Alcanzar 300°C en segundos: Cómo resolvimos el problema de la lentitud de los hornos
La mayoría de los hornos son lentos. Hay que encenderlos, esperar diez minutos para que las resistencias se calienten, y luego esperar otros diez minutos para que el aire alcance la temperatura adecuada. Es una verdadera molestia.
Decidimos evitar todo eso. En lugar de depender de la masa metálica para retener el calor, utilizamos tecnología de halógenos de onda corta infrarroja. Piénselo como una bombilla de alta potencia: un filamento de tungsteno dentro de cuarzo. Al encenderla, se alcanzan 300°C casi de inmediato.
Esto cambia por completo la forma en que horneamos. Ya no se trata simplemente de “calentar una caja”; se trata de utilizar pulsos precisos de energía.
¿Por qué funciona?
El secreto está en la densidad de potencia. Logramos concentrar mucha potencia en un espacio muy reducido. Lo mejor es que la energía no se desperdicia calentando el aire que rodea los alimentos. Se emite directamente sobre la masa. Esto es fundamental cuando se introducen bandejas frías en el horno. Normalmente, eso haría bajar la temperatura, pero con este sistema no hay necesidad de esperar a que el horno se caliente. La temperatura permanece constante.
Los componentes clave del sistema
Utilizamos cuarzo de alta pureza para la carcasa exterior. Esto protege el filamento, pero permite que los rayos infrarrojos pasen sin ser bloqueados.
También hemos diseñado puntos de conexión fáciles de reemplazar. Nadie quiere pasar la tarde limpiando contactos eléctricos oxidados.
Hemos descubierto que aplicar un revestimiento especial al cuarzo ayuda a que el calor penetre más profundamente en la corteza del pan. Costa un poco más al principio, pero los resultados valen la pena.

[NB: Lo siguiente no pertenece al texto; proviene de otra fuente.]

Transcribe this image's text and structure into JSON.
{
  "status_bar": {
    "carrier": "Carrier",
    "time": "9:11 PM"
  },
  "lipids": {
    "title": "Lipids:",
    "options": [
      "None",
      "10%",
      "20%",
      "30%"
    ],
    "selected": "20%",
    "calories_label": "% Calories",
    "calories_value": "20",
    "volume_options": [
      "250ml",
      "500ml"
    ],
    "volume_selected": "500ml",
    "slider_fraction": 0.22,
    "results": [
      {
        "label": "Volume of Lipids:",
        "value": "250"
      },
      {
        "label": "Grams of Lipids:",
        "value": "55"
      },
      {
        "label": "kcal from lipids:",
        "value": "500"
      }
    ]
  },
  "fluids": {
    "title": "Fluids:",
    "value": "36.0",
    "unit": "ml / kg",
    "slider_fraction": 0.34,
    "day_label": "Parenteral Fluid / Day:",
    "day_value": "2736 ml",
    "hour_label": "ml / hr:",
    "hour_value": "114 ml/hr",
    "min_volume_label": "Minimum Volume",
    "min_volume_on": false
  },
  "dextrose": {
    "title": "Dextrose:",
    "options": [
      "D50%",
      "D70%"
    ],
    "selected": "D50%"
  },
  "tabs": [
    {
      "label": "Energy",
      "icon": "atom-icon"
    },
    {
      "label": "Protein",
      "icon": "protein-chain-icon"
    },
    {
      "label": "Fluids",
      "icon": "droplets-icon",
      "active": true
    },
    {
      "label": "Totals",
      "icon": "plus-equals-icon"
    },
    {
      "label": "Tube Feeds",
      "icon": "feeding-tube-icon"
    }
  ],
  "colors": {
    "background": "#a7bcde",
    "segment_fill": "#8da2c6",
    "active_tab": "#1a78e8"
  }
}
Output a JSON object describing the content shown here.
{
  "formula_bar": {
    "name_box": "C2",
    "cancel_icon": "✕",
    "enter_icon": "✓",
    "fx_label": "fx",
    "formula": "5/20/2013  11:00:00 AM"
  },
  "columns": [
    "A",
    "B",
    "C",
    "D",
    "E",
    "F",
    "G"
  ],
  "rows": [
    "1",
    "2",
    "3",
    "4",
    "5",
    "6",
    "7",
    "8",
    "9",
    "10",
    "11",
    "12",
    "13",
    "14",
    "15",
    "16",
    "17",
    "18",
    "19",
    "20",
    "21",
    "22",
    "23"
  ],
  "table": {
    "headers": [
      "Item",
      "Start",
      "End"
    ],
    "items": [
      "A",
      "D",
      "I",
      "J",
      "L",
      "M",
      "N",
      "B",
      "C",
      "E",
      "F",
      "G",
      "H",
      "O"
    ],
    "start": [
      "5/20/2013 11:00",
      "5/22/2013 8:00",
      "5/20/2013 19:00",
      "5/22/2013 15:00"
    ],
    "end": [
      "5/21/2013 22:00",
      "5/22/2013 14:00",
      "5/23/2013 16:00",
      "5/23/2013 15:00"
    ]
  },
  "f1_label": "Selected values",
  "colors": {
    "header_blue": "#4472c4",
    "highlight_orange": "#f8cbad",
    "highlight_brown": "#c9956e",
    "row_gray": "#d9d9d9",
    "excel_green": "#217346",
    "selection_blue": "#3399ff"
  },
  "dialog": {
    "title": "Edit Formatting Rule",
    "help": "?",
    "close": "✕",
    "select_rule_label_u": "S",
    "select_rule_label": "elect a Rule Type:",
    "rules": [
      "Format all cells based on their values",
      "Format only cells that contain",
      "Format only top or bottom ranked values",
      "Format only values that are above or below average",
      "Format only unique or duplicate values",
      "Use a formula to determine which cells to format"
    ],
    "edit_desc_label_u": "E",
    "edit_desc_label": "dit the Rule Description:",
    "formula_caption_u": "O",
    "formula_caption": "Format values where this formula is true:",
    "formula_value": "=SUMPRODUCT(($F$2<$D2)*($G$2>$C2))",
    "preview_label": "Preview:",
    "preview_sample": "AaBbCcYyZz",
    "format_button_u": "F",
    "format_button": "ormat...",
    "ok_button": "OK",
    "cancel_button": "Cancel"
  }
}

Algunas cosas a tener en cuenta
Dado que este sistema es muy potente, no se puede instalar en cualquier tipo de caja. Hay que elegir bien dónde colocar los sensores. Si el termopar está demasiado lejos, no podrá detectar el calor lo suficientemente rápido. El controlador seguirá suministrando energía, y la temperatura superará el valor deseado antes de que el sensor se dé cuenta de lo que está pasando.
Además, estos tubos se calientan mucho. Asegúrese de que los cables tengan una capacidad suficiente para soportar la corriente máxima, de lo contrario, los terminales se quemarán.
Es un sacrificio necesario. Se obtiene un calor instantáneo, pero se necesita un sistema PID rápido para mantener todo bajo control. Pero una vez que se ajusta todo, la experiencia es completamente diferente.